Sitka Senator Bert Stedman, however, thinks the pool should be opened and given the chance to pay its own way with revenues at the door.
The new Mt. Edgecumbe High School Aquatics Center made a big splash among students, when it was briefly opened last spring for a quick swim. It was then shuttered until January, when students — but not the general public — were allowed in.
MEHS Superintendent Janelle Vanasse says the project is important and necessary for instruction at MEHS. It isn’t just a luxury pool.
“It’s been really great to get our kids in swimming. Many many many of our students come from rural communities that are on the water but very dangerous water,” she says. “And not the kind of water that you grow up in recreationally swimming.”
She says they have three classes right now that are using the pool: Some are already strong swimmers but several are just learning. And it’s absolutely integral, she says, that the school gives them opportunities to learn.
“I came from Western Alaska…about 50 percent of our students come from Western Alaska. That’s the area with the largest, the highest rates of drowning,” she says. “My time out there it was critical to get a swimming pool for that exact reason, for safety reasons.”
When Governor Mike Dunleavy’s proposed budget was released earlier this month, numerous organizations across the state saw big cuts — public schools, ferries, higher education. But this capital project was especially near and dear to the heart of Sitka senator Bert Stedman, who now co-chairs the Senate Finance Committee. The governor’s budget cuts $250,000 in operating funds that were approved by the legislature last year for the Mt. Edgecumbe Aquatics Center. The budget also includes a note that says the governor intends to sell or transfer the asset, making the $250,000 in funding unnecessary.
So when it comes to the future of the pool, Stedman does not mince words.
“I think it’s about as likely that the state is going to sell Mt. Edgecumbe High School swimming pool as we are going to sell the governor’s mansion with the governor in it,” Stedman says. “They can sell the pool with me in it when they sell the governor’s mansion with him in it.”

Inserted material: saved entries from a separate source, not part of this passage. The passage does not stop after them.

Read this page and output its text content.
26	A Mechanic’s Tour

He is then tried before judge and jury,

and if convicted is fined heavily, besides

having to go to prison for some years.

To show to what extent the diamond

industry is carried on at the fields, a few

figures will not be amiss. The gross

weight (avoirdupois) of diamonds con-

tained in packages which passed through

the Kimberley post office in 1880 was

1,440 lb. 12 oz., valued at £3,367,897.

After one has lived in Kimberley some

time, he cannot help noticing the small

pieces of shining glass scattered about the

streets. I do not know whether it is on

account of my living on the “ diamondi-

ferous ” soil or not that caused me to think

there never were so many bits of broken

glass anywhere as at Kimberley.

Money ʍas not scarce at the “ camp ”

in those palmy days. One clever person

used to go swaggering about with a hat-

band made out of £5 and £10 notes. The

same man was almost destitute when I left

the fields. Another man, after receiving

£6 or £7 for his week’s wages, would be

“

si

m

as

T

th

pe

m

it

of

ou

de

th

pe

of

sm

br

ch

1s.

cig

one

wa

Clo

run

Stedman has been focused on getting an aquatic center for MEHS students for over 8 years. They broke ground on the $26 million dollar facility in 2016 and it opened for student use in January of this year.
Stedman is hopeful that there’s room in the operating budget to keep the pool open for another year so it can begin to make money and pay for itself.
“There’s language in the operating budget currently, proposed by the governor, to roll the funds forward for this year, of the pool, roll them into 2020,” Stedman says. “Those funds should enable the pool to operate and substantially close the, or generate revenue to offset its operating costs.”
And in the meantime, Mt. Edgecumbe superintendent Vanasse is unsure what will happen next, or how the future of the pool will play out in the legislature.
“It’s clear that the intention in the budget is for Mt. Edgecumbe or the state of Alaska to not be operating the Mt. Edgecumbe High School Aquatic Center,” she says. “What that may mean is still really, I think, in the discussion phase.”
At the very least, it’s a loss for Mt. Edgecumbe students, who have finally had a chance to learn to swim. Not that education must always be the top priority.. Vanasse says they have been able to open the pool a few times — just for fun.
“Recreationally we’ve got 400 students that, you know, we need to make their life enriching as well as academic, so it’s really great to have some evening swims.”
But fun doesn’t keep the lights on and the water warm at the Mt. Edgecumbe High School Aquatics Center.